The lower Apes depart from the Gorilla by an exaggeration
of the same character, two, three, or more, slips becoming fixed to the
long flexor tendons--or by a multiplication of the slips.--Again, the
Gorilla differs slightly from Man in the mode of interlacing of the
long flexor tendons: and the lower apes differ from the Gorilla in
exhibiting yet other, sometimes very complex, arrangements of the same
parts, and occasionally in the absence of the accessory fleshy bundle.
Throughout all these modifications it must be recollected that the foot
loses no one of its essential characters. Every Monkey and Lemur
exhibits the characteristic arrangement of tarsal bones, possesses a
short flexor and short extensor muscle, and a 'peronaeus longus'.

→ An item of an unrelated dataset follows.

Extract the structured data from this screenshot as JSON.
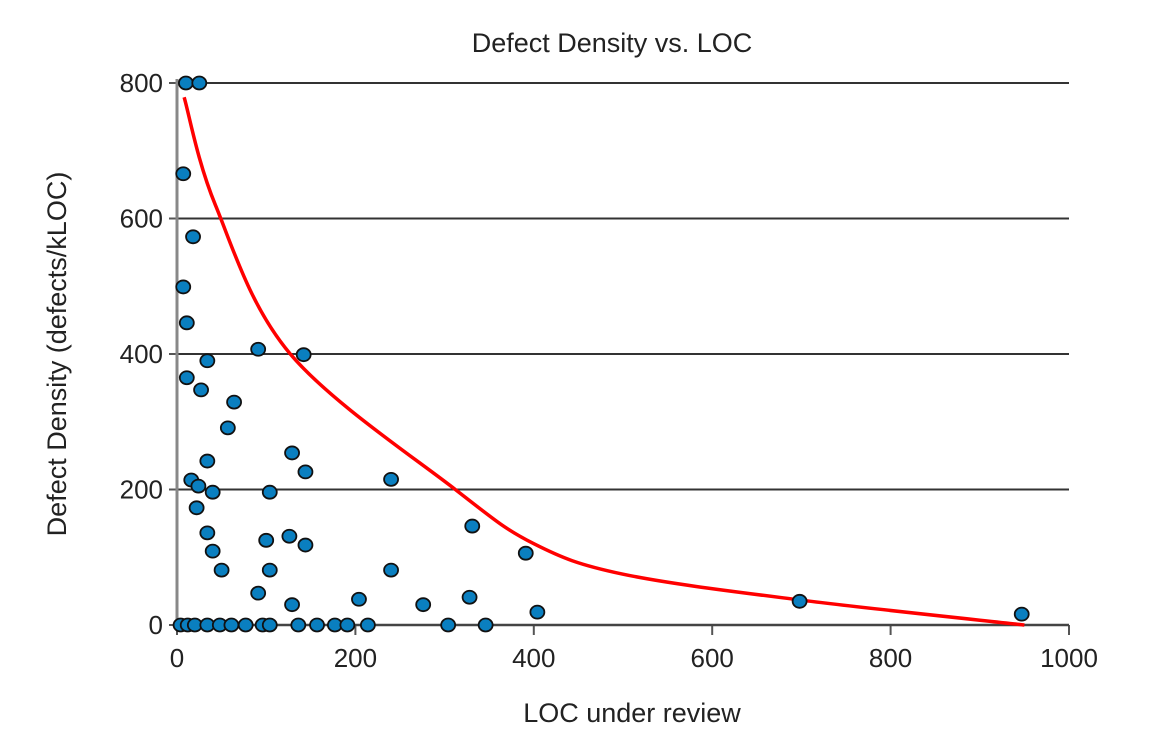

Varied as the proportions and appearance of the organ may be, the
terminal division of the hind limb remains, in plan and principle of
construction, a foot, and never, in those respects, can be confounded
with a hand.
Hardly any part of the bodily frame, then, could be found better
calculated to illustrate the truth that the structural differences
between Man and the highest Ape are of less value than those between
the highest and the lower Apes, than the hand or the foot, and yet,
perhaps, there is one organ the study of which enforces the same
conclusion in a still more striking manner--and that is the Brain.